See also "./build/CMakeFiles/CMakeError.log".

llvm-project/llvm/include/llvm/CMakeLists.txt contains:

add_subdirectory(IR)
add_subdirectory(Support)

# If we're doing an out-of-tree build, copy a module map for generated
# header files into the build area.
if (NOT "${CMAKE_SOURCE_DIR}" STREQUAL "${CMAKE_BINARY_DIR}")
  configure_file(module.modulemap.build module.modulemap COPYONLY)
endif (NOT "${CMAKE_SOURCE_DIR}" STREQUAL "${CMAKE_BINARY_DIR}")

I checked the two files at the end of the output, but neither had messages relevant to the problem.

Questions

Potentially Related

Upvotes: 2

Views: 1628

Answers (1)

Matthew Cole
Matthew Cole

Reputation: 597

What does the error from CMake really mean?

@Tsyvarev correctly identified that the problem was in fact that llvm-project/llvm/include/llvm/module.modulemap.build didn't exist. This was because I downloaded an archive of the project through Github, which appears to have excluded .build files by default.
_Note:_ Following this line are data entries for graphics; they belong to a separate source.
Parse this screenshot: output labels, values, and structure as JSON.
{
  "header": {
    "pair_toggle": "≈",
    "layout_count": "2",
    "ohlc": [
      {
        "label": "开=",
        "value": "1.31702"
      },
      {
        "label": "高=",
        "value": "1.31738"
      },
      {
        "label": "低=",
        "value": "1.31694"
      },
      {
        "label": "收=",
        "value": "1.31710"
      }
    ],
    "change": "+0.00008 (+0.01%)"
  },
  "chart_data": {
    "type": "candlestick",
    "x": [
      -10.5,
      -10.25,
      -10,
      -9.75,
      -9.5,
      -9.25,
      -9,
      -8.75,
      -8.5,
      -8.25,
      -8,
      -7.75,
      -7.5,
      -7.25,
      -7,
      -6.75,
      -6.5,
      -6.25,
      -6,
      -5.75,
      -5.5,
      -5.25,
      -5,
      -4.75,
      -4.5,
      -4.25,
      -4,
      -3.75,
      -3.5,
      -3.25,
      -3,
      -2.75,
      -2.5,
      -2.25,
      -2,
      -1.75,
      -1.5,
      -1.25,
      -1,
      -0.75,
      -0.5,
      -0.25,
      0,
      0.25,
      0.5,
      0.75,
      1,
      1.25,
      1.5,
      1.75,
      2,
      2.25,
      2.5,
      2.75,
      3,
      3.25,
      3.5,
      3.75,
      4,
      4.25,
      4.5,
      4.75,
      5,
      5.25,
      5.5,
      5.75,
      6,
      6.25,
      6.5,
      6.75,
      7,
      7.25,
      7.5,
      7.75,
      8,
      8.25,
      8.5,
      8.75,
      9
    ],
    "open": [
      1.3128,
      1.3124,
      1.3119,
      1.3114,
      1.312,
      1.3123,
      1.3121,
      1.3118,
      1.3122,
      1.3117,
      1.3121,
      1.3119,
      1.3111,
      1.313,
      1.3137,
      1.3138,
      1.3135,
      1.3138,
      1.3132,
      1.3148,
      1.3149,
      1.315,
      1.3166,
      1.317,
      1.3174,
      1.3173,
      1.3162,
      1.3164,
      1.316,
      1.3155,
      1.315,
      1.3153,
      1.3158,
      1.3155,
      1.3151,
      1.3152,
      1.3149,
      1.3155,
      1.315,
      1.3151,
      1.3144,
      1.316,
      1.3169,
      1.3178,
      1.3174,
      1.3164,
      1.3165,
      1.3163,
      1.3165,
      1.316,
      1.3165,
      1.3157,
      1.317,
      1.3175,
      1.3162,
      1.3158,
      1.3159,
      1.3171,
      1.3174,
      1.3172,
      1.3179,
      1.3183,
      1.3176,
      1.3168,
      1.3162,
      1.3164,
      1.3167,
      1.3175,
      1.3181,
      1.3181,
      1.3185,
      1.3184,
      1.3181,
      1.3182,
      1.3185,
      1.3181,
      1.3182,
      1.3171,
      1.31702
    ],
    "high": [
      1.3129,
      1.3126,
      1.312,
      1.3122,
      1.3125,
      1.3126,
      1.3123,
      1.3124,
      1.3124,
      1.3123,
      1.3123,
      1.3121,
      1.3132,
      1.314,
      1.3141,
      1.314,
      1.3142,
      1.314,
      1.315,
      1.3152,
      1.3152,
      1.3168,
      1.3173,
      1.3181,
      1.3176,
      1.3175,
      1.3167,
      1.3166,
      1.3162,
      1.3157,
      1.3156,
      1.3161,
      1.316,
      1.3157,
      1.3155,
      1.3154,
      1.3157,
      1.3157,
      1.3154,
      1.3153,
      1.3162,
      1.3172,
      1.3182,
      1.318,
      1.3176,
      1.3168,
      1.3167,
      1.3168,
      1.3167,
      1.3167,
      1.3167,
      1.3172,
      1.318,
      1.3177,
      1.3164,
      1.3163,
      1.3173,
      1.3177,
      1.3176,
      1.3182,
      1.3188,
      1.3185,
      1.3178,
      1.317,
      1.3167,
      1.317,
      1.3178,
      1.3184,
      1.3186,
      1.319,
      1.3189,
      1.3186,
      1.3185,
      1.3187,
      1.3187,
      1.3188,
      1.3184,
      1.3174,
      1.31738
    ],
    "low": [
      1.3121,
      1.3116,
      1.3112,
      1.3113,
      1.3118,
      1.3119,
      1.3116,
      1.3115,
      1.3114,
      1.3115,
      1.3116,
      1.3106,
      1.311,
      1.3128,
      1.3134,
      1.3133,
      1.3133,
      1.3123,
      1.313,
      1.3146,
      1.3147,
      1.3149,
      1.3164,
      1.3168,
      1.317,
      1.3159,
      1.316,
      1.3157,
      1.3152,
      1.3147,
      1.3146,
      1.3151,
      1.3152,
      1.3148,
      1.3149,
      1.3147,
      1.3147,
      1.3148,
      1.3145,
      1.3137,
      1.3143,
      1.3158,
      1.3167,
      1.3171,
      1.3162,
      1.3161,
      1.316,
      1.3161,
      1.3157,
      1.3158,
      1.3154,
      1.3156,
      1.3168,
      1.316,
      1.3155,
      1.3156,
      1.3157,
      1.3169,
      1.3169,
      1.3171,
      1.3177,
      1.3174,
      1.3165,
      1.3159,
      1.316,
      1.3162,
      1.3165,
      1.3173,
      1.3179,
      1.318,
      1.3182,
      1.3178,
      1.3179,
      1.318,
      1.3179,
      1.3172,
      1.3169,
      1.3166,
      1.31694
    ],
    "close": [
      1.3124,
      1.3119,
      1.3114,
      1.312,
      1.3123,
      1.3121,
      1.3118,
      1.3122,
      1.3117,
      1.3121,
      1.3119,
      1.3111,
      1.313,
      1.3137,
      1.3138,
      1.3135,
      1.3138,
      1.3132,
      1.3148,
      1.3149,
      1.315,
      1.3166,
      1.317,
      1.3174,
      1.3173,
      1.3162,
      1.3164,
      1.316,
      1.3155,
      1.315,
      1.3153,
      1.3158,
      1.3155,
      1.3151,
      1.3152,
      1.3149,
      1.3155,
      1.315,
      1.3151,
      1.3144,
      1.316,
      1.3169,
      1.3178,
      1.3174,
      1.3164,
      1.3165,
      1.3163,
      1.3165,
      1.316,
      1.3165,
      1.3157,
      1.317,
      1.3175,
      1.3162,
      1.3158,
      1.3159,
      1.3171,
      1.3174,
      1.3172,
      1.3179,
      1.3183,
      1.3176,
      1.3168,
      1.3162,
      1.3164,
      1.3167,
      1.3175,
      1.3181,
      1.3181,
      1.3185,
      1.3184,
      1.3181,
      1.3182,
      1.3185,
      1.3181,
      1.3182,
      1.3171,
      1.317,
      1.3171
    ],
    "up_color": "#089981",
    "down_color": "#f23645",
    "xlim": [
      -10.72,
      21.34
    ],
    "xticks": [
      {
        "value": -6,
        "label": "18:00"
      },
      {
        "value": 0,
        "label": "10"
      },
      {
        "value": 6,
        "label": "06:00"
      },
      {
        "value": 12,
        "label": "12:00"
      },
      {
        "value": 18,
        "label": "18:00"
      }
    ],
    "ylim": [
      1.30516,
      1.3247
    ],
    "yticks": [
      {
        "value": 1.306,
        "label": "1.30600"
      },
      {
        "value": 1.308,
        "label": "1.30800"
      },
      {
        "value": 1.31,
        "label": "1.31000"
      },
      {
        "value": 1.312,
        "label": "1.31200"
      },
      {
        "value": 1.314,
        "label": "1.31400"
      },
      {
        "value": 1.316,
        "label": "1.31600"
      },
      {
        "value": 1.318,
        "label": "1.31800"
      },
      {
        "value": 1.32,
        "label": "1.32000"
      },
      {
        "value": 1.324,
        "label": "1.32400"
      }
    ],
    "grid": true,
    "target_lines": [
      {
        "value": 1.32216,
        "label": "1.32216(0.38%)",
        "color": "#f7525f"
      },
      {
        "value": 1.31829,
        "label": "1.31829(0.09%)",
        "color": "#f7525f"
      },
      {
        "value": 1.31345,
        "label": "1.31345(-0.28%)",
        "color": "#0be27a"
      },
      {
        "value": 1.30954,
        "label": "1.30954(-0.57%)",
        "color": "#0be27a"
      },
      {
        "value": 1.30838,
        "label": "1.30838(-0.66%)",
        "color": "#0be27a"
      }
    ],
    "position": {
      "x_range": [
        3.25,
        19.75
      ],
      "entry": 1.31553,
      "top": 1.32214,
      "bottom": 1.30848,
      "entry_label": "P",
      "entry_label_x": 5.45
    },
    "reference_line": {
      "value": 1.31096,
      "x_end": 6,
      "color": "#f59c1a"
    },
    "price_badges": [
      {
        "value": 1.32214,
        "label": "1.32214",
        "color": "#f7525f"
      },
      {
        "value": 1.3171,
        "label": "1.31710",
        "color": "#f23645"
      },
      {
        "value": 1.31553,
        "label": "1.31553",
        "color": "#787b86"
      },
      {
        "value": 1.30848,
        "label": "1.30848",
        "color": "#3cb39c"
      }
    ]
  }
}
When cloning or forking the project, the missing files are present.

The problem is reproducible, but I don't know why Github behaves the way it does. That is beyond the scope of the question.

How can I fix this so that my top level project can build all four subprojects?

Using add_subdirectory(llvm-project/llvm) command in the top-level CMakeLists.txt file is sufficient, but you must also specify LLVM's options at generate time, of course.